Why blowing small bubbles is so difficult

by time news

2023-05-25 19:00:10

Bubble inflation still has some surprises in store, as Marc Grosjean and Elise Lorenceau, from the Interdisciplinary Physics Laboratory in Grenoble, tell us in an article by Physical Review Fluids you May 22. So, depending on the conditions of blowing air through a straw to get bubbles, some sizes will be impossible to achieve. Large or even very large ones will form but not small ones. The fault is due to a phenomenon of instability analogous to that felt when blowing in a balloon: in vain you toil, the elastic membrane resists and no longer grows, until, suddenly, a threshold is crossed and the balloon inflates.

« The calculations are actually simpler in the case of a bubble whose membrane does not have the elastic properties of that of a balloon. But the phenomenon was poorly documented until now. “, underline Elise Lorenceau. His student Marc Grosjean, at the time in master’s degree, now in thesis, therefore built an experiment using a straw connected on one side to a syringe with variable volume to push the air and on the other to a film liquid “soap”.

At the beginning, when the air arrives, the flat liquid membrane deposited at one end of the duct swells regularly and the gas pressure increases. There comes a time when the membrane forms a half-sphere with a radius identical to that of the straw. This shape corresponds to the maximum pressure that the interface can sustain. However, as air continues to arrive, the size of the bubble increases and exceeds this critical hemispherical shape. This has the effect of expanding the gas which expands in the bubble, increasing its volume even more… “It’s like a pressure cooker, you have to release gas and it goes through a sudden increase in the volume of the bubble to rebalance the pressures”summarizes Elise Lorenceau.

A very simple experience

In five milliseconds, the size can go from one millimeter, the radius of the straw, to almost five, the researchers observed. But this “jump” is not always present. This essentially depends on the size of the syringe and therefore on the volume of the air reserve upstream of the bubble. If it is too small, the swelling is regular and all sizes of bubbles will be allowed. But if it is too big, instability appears and only big bubbles are formed.

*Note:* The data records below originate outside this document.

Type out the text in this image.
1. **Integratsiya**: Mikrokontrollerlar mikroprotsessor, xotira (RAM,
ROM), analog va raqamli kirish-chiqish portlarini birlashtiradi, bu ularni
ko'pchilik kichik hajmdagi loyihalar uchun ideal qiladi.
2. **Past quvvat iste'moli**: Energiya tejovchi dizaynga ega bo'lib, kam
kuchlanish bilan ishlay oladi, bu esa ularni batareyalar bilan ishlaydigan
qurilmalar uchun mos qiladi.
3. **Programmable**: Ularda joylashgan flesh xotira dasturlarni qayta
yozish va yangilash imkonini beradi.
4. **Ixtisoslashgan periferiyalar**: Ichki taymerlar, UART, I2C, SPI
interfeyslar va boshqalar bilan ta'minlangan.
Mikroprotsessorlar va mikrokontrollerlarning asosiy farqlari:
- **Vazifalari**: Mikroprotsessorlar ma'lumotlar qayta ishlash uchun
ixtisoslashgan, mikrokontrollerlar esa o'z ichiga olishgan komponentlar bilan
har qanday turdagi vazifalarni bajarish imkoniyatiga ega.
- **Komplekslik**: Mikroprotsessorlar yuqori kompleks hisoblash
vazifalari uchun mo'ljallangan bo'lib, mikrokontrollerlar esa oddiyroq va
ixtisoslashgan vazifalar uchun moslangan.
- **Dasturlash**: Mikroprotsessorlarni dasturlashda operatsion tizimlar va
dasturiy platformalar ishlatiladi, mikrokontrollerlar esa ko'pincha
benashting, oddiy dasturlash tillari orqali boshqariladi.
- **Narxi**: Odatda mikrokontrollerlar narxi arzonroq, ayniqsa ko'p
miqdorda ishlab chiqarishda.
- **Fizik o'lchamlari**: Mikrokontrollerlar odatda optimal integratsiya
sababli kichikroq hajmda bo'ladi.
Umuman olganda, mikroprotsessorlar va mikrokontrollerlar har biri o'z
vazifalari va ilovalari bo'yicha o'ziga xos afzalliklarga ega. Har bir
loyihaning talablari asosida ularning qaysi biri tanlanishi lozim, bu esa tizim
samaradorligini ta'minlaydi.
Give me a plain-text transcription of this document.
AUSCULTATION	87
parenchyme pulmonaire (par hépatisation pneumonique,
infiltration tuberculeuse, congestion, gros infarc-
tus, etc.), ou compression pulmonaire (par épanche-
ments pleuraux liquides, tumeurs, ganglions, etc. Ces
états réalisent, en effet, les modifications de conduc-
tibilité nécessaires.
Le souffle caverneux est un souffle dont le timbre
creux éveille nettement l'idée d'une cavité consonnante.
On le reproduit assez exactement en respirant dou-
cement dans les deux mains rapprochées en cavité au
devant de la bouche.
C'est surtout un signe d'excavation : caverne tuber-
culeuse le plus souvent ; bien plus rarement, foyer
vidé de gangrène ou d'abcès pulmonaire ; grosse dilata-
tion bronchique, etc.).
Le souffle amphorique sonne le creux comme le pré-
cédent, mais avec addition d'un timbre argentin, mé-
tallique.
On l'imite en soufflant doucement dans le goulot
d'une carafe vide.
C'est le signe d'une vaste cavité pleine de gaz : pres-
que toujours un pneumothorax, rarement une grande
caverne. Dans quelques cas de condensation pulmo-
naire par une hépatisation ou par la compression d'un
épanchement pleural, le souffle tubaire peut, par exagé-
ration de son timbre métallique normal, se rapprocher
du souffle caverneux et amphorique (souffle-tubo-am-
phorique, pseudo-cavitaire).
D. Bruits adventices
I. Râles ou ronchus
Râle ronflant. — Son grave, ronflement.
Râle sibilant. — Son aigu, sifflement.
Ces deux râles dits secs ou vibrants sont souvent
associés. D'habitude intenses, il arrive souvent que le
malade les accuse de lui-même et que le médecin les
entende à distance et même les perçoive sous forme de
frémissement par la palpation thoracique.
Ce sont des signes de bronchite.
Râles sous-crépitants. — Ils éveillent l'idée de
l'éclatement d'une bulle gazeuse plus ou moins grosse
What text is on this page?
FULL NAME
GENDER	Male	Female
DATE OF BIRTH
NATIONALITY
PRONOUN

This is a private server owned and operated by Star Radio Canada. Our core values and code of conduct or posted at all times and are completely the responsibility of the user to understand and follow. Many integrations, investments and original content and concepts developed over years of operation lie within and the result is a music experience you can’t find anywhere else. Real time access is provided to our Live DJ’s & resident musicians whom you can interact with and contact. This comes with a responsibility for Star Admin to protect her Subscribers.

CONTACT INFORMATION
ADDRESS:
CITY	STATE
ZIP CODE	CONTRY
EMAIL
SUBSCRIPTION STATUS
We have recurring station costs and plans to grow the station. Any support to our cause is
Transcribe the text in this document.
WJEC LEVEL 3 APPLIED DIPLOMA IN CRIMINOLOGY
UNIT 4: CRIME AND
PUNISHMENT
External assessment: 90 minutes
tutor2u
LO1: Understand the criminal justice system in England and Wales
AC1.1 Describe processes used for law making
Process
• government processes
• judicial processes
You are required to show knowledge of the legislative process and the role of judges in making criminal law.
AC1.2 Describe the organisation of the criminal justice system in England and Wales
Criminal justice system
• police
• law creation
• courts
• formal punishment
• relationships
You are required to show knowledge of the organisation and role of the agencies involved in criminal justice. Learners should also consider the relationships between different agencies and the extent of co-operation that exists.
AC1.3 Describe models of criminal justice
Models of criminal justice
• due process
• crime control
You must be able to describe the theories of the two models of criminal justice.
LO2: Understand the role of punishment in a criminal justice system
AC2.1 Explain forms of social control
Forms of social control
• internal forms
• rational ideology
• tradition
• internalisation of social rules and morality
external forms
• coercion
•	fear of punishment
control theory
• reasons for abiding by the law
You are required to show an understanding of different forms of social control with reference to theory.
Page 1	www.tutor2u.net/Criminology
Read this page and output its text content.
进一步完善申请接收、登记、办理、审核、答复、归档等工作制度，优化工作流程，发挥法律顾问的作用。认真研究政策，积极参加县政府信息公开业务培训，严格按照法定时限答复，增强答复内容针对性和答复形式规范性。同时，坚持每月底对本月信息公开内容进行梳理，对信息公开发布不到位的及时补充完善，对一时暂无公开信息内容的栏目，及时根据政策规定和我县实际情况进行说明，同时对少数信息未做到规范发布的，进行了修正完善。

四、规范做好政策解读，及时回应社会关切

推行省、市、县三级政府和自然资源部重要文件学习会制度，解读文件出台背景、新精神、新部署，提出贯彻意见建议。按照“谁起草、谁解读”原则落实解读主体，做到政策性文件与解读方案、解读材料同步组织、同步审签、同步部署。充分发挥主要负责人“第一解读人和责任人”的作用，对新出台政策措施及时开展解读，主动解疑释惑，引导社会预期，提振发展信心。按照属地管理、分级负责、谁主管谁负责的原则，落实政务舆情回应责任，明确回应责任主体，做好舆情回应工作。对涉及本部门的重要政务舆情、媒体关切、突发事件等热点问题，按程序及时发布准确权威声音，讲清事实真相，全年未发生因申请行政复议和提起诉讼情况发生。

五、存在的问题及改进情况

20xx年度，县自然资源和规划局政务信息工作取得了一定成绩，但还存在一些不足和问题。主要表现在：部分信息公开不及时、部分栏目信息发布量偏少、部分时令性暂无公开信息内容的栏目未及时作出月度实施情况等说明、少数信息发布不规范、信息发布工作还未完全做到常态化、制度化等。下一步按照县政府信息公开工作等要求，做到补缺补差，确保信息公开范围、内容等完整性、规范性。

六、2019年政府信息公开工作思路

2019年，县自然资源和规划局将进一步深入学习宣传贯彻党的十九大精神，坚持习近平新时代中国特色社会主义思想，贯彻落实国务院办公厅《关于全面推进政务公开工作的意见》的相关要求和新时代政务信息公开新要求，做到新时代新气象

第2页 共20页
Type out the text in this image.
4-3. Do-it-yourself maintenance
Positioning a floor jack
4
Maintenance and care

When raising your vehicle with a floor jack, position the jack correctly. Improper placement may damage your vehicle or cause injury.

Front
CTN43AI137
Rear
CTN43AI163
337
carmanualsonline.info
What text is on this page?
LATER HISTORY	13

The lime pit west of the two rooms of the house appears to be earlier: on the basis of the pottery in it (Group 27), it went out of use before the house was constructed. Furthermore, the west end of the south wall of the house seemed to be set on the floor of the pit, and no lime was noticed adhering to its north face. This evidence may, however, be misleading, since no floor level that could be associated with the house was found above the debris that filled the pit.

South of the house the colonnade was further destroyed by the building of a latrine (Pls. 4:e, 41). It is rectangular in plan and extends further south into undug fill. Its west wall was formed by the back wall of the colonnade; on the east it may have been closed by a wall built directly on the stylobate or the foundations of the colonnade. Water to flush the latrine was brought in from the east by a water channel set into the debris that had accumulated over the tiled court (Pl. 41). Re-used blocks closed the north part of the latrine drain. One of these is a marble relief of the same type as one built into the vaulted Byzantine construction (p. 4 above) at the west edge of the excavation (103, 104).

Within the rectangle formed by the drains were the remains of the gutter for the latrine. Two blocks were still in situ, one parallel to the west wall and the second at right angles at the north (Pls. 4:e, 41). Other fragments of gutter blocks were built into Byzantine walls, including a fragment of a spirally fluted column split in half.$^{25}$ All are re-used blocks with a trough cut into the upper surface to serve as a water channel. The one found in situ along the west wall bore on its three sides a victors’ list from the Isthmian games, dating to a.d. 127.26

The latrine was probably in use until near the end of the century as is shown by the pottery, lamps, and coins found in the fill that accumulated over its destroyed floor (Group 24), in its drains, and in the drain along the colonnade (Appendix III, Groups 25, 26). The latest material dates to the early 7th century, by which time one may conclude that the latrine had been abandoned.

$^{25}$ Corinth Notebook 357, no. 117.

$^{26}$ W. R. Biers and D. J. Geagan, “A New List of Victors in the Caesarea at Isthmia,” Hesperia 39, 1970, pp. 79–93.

“Now, if someone asks us how to make bubbles of a certain size, we will know the answer, note Elise Lorenceau. Previously, many experiments hid their lack of control over this aspect. » However, the issue is not insignificant. Systems, called microfluidics, made of tiny channels in which fluids circulate, need to create small drops or bubbles to trap chemical reagents, transport them, make them react… for analysis or production purposes. The presence of instability in these mini-reservoirs is therefore troublesome.